Etwas später sitzt Palestro an einem runden Tisch, umgeben von Feinkostpaketen und Weinflaschen, und erzählt einer kleinen Gruppe von Kunden, wie das nun ist mit der Gans. Gioachino ist ein Mann, dem die Freude am Leben einige Spuren ins Gesicht gefurcht hat und der mit roten Backen und Schürze täglich durch seinen Betrieb wirbelt. 1978 stieg er in das Geschäft ein und gründete den Corte della Oca, den Gänsehof. Heute ist Palestro nicht nur vielfach ausgezeichneter Feinkosthändler, sondern gilt auch als bester Gänseerzeuger Italiens. Das ist insofern nicht überraschend, als dass die gesamte Stadt sich der Gänseproduktion verschrieben hat. Kein Schaufenster ohne Plastikgans, keine Trattoria ohne Pasta mit Gänseragout.

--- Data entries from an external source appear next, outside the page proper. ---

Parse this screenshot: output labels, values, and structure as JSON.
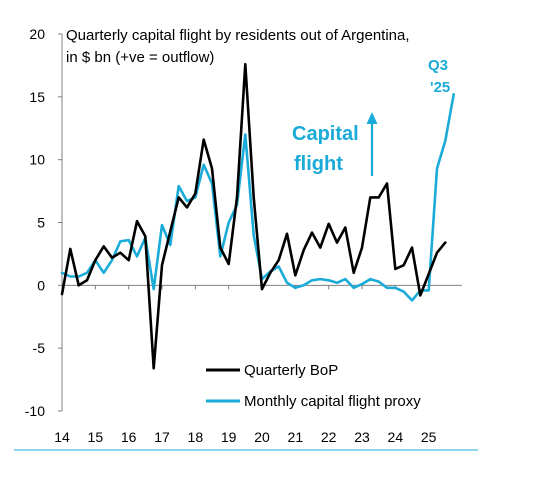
{
  "chart_data": {
    "type": "line",
    "title_lines": [
      "Quarterly capital flight by residents out of Argentina,",
      "in $ bn (+ve = outflow)"
    ],
    "ylim": [
      -10,
      20
    ],
    "yticks": [
      "20",
      "15",
      "10",
      "5",
      "0",
      "-5",
      "-10"
    ],
    "ytick_values": [
      20,
      15,
      10,
      5,
      0,
      -5,
      -10
    ],
    "xlim": [
      2014,
      2026
    ],
    "xticks": [
      "14",
      "15",
      "16",
      "17",
      "18",
      "19",
      "20",
      "21",
      "22",
      "23",
      "24",
      "25"
    ],
    "xtick_values": [
      2014,
      2015,
      2016,
      2017,
      2018,
      2019,
      2020,
      2021,
      2022,
      2023,
      2024,
      2025
    ],
    "colors": {
      "quarterly": "#000000",
      "monthly": "#1aabd8",
      "axis": "#808080"
    },
    "annotations": {
      "capital_flight": [
        "Capital",
        "flight"
      ],
      "q3_label": [
        "Q3",
        "'25"
      ]
    },
    "legend": {
      "placement": "bottom-center",
      "entries": [
        "Quarterly BoP",
        "Monthly capital flight proxy"
      ]
    },
    "series": [
      {
        "name": "Quarterly BoP",
        "color": "#000000",
        "x": [
          2014.0,
          2014.25,
          2014.5,
          2014.75,
          2015.0,
          2015.25,
          2015.5,
          2015.75,
          2016.0,
          2016.25,
          2016.5,
          2016.75,
          2017.0,
          2017.25,
          2017.5,
          2017.75,
          2018.0,
          2018.25,
          2018.5,
          2018.75,
          2019.0,
          2019.25,
          2019.5,
          2019.75,
          2020.0,
          2020.25,
          2020.5,
          2020.75,
          2021.0,
          2021.25,
          2021.5,
          2021.75,
          2022.0,
          2022.25,
          2022.5,
          2022.75,
          2023.0,
          2023.25,
          2023.5,
          2023.75,
          2024.0,
          2024.25,
          2024.5,
          2024.75,
          2025.0,
          2025.25,
          2025.5
        ],
        "values": [
          -0.7,
          2.9,
          0.0,
          0.4,
          2.0,
          3.1,
          2.2,
          2.6,
          2.0,
          5.1,
          3.9,
          -6.6,
          1.6,
          4.3,
          7.0,
          6.2,
          7.3,
          11.6,
          9.3,
          3.0,
          1.7,
          7.0,
          17.6,
          7.0,
          -0.3,
          1.0,
          2.0,
          4.1,
          0.8,
          2.8,
          4.2,
          3.0,
          4.9,
          3.4,
          4.6,
          1.0,
          3.0,
          7.0,
          7.0,
          8.1,
          1.3,
          1.6,
          3.0,
          -0.8,
          0.9,
          2.6,
          3.4
        ]
      },
      {
        "name": "Monthly capital flight proxy",
        "color": "#1aabd8",
        "x": [
          2014.0,
          2014.25,
          2014.5,
          2014.75,
          2015.0,
          2015.25,
          2015.5,
          2015.75,
          2016.0,
          2016.25,
          2016.5,
          2016.75,
          2017.0,
          2017.25,
          2017.5,
          2017.75,
          2018.0,
          2018.25,
          2018.5,
          2018.75,
          2019.0,
          2019.25,
          2019.5,
          2019.75,
          2020.0,
          2020.25,
          2020.5,
          2020.75,
          2021.0,
          2021.25,
          2021.5,
          2021.75,
          2022.0,
          2022.25,
          2022.5,
          2022.75,
          2023.0,
          2023.25,
          2023.5,
          2023.75,
          2024.0,
          2024.25,
          2024.5,
          2024.75,
          2025.0,
          2025.25,
          2025.5,
          2025.75
        ],
        "values": [
          1.0,
          0.7,
          0.7,
          1.0,
          2.0,
          1.0,
          2.0,
          3.5,
          3.6,
          2.3,
          3.8,
          -0.3,
          4.8,
          3.2,
          7.9,
          6.7,
          7.0,
          9.6,
          8.1,
          2.3,
          5.0,
          6.4,
          12.0,
          4.0,
          0.5,
          1.1,
          1.5,
          0.2,
          -0.2,
          0.0,
          0.4,
          0.5,
          0.4,
          0.2,
          0.5,
          -0.2,
          0.1,
          0.5,
          0.3,
          -0.2,
          -0.2,
          -0.5,
          -1.2,
          -0.4,
          -0.4,
          9.3,
          11.5,
          15.2
        ]
      }
    ]
  }
}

„Viel Wasser aus den Alpen, gute Kräuter, hier hat die Gans einfach ihr natürliches Habitat“, sagt Palestro. Seit mindestens 1462 züchten sie in Mortara Gänse, die einstige jüdische Minderheit war damals auf der Suche nach koscheren Fleischprodukten. Und ihrer Methode bedienen sich die Lombarden bis heute: Füttern statt Stopfen.

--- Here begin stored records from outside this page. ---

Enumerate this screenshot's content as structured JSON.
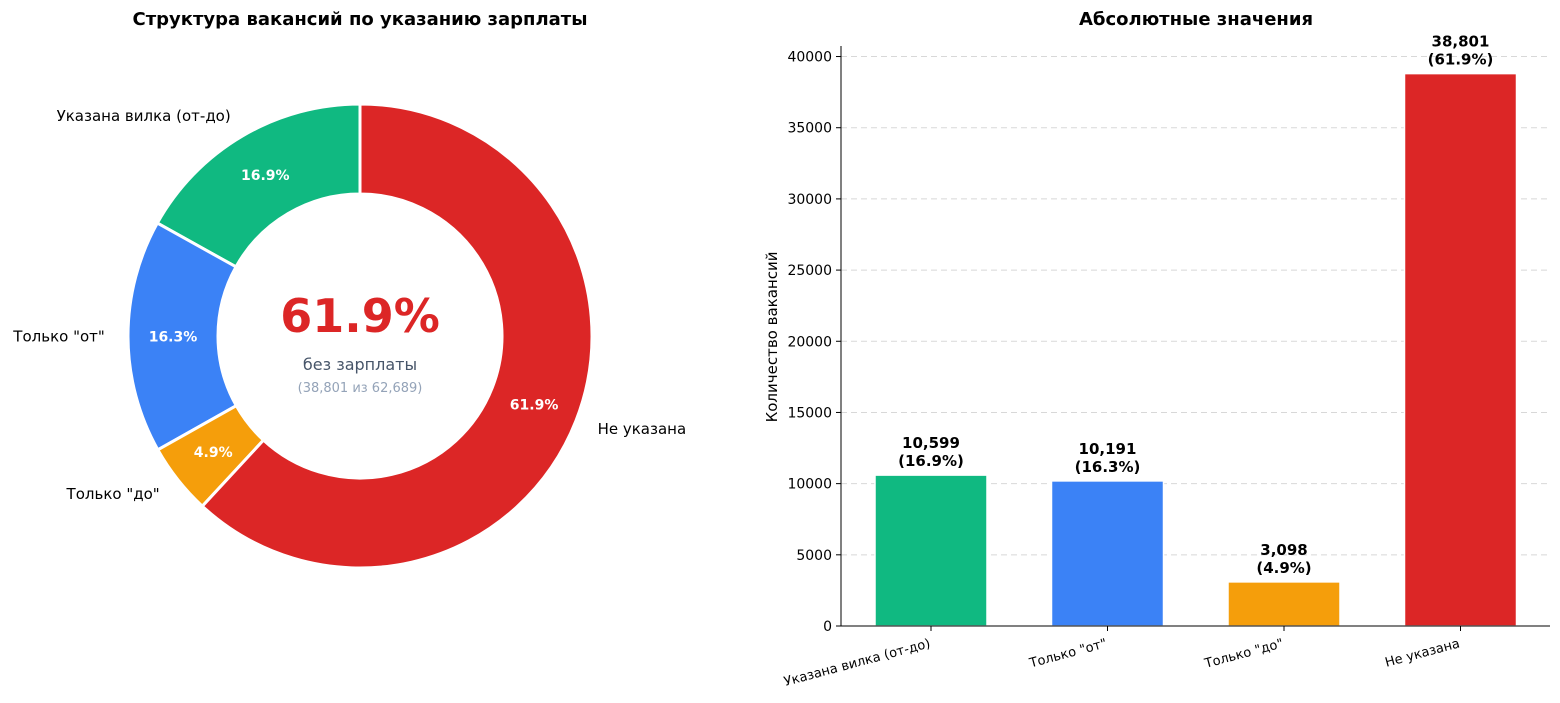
{
  "chart_data": [
    {
      "type": "pie",
      "title": "Структура вакансий по указанию зарплаты",
      "donut": true,
      "categories": [
        "Указана вилка (от-до)",
        "Только \"от\"",
        "Только \"до\"",
        "Не указана"
      ],
      "values": [
        10599,
        10191,
        3098,
        38801
      ],
      "percent_labels": [
        "16.9%",
        "16.3%",
        "4.9%",
        "61.9%"
      ],
      "colors": [
        "#10b981",
        "#3b82f6",
        "#f59e0b",
        "#dc2626"
      ],
      "center": {
        "big": "61.9%",
        "sub": "без зарплаты",
        "detail": "(38,801 из 62,689)",
        "big_color": "#dc2626",
        "sub_color": "#475569",
        "detail_color": "#94a3b8"
      }
    },
    {
      "type": "bar",
      "title": "Абсолютные значения",
      "categories": [
        "Указана вилка (от-до)",
        "Только \"от\"",
        "Только \"до\"",
        "Не указана"
      ],
      "values": [
        10599,
        10191,
        3098,
        38801
      ],
      "value_labels": [
        "10,599",
        "10,191",
        "3,098",
        "38,801"
      ],
      "percent_labels": [
        "(16.9%)",
        "(16.3%)",
        "(4.9%)",
        "(61.9%)"
      ],
      "colors": [
        "#10b981",
        "#3b82f6",
        "#f59e0b",
        "#dc2626"
      ],
      "xlabel": "",
      "ylabel": "Количество вакансий",
      "ylim": [
        0,
        40740
      ],
      "yticks": [
        0,
        5000,
        10000,
        15000,
        20000,
        25000,
        30000,
        35000,
        40000
      ],
      "grid": true
    }
  ]
}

Um eine Leber zu erzeugen, die mit der Stopfleber vergleichbar wäre, machen sich die Mäster ein natürliches Verhalten der Gänse zunutze. Ihre wilden Verwandten fressen sich vor dem Flug in die Überwinterungsgebiete eine natürliche Fettleber an. Palestro füttert seine 3000 Leber-Gänse jedes Jahr zu dieser Zeit mit Feigen. Die sind so nahrhaft, dass sie bei den Gänsen schön Fett ansetzen. Schränkt man dann deren Bewegung ein, entsteht eine Fettleber, aus der sich quasi alle Feinschmecker-Sehnsüchte bedienen lassen.
Tatsächlich gibt es hier und da Nischenerzeuger, die ähnlich arbeiten. In der spanischen Extremadura etwa ersetzen „Sousa und Labourdette“ Feigen durch Eicheln und stellen ein vergleichbares Produkt her.

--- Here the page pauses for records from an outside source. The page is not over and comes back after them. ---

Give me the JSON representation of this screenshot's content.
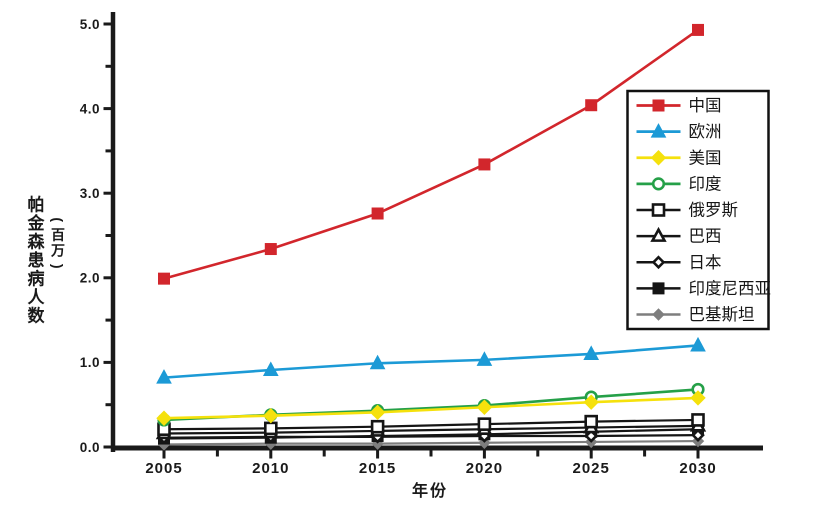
{
  "page": {
    "background": "#ffffff"
  },
  "chart_data": {
    "type": "line",
    "title": "",
    "xlabel": "年份",
    "ylabel": "帕金森患病人数",
    "ylabel_unit": "(百万)",
    "x": [
      2005,
      2010,
      2015,
      2020,
      2025,
      2030
    ],
    "xtick_labels": [
      "2005",
      "2010",
      "2015",
      "2020",
      "2025",
      "2030"
    ],
    "ytick_labels": [
      "0.0",
      "1.0",
      "2.0",
      "3.0",
      "4.0",
      "5.0"
    ],
    "ylim": [
      0,
      5
    ],
    "xlim": [
      2005,
      2030
    ],
    "grid": false,
    "legend_position": "upper-right",
    "axis_color": "#1a1a1a",
    "series": [
      {
        "key": "china",
        "label": "中国",
        "color": "#d2262c",
        "marker": "square",
        "open": false,
        "values": [
          1.99,
          2.34,
          2.76,
          3.34,
          4.04,
          4.93
        ]
      },
      {
        "key": "europe",
        "label": "欧洲",
        "color": "#1c9ad6",
        "marker": "triangle",
        "open": false,
        "values": [
          0.82,
          0.91,
          0.99,
          1.03,
          1.1,
          1.2
        ]
      },
      {
        "key": "usa",
        "label": "美国",
        "color": "#f5e10c",
        "marker": "diamond",
        "open": false,
        "values": [
          0.34,
          0.37,
          0.41,
          0.47,
          0.53,
          0.58
        ]
      },
      {
        "key": "india",
        "label": "印度",
        "color": "#25a048",
        "marker": "circle",
        "open": true,
        "values": [
          0.32,
          0.38,
          0.43,
          0.49,
          0.59,
          0.68
        ]
      },
      {
        "key": "russia",
        "label": "俄罗斯",
        "color": "#151515",
        "marker": "square",
        "open": true,
        "values": [
          0.21,
          0.22,
          0.24,
          0.27,
          0.3,
          0.32
        ]
      },
      {
        "key": "brazil",
        "label": "巴西",
        "color": "#151515",
        "marker": "triangle",
        "open": true,
        "values": [
          0.16,
          0.17,
          0.19,
          0.21,
          0.23,
          0.25
        ]
      },
      {
        "key": "japan",
        "label": "日本",
        "color": "#151515",
        "marker": "diamond",
        "open": true,
        "values": [
          0.11,
          0.12,
          0.12,
          0.13,
          0.13,
          0.14
        ]
      },
      {
        "key": "indonesia",
        "label": "印度尼西亚",
        "color": "#151515",
        "marker": "square",
        "open": false,
        "values": [
          0.1,
          0.11,
          0.13,
          0.15,
          0.18,
          0.21
        ]
      },
      {
        "key": "pakistan",
        "label": "巴基斯坦",
        "color": "#7e7e7e",
        "marker": "diamond",
        "open": false,
        "values": [
          0.03,
          0.04,
          0.04,
          0.05,
          0.06,
          0.07
        ]
      }
    ]
  }
}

Aufwendiger und teurer als die Stopfmast
Alle alternativen Methoden sind allerdings aufwendiger und teurer als die Stopfmast, weil sie etwa vier Wochen länger dauern. Aber auch, weil die Feigenfütterung mehr Kosten verursacht, als den Masttieren mit Druckluft Maisbrei durch ein Metallrohr in den Magen zu schießen. 180 Gramm spanische Leber kosten etwa 150 Euro, bei Palestro kostet das Kilo 140 Euro – für ein konventionelles Kilo fallen 95 Euro an.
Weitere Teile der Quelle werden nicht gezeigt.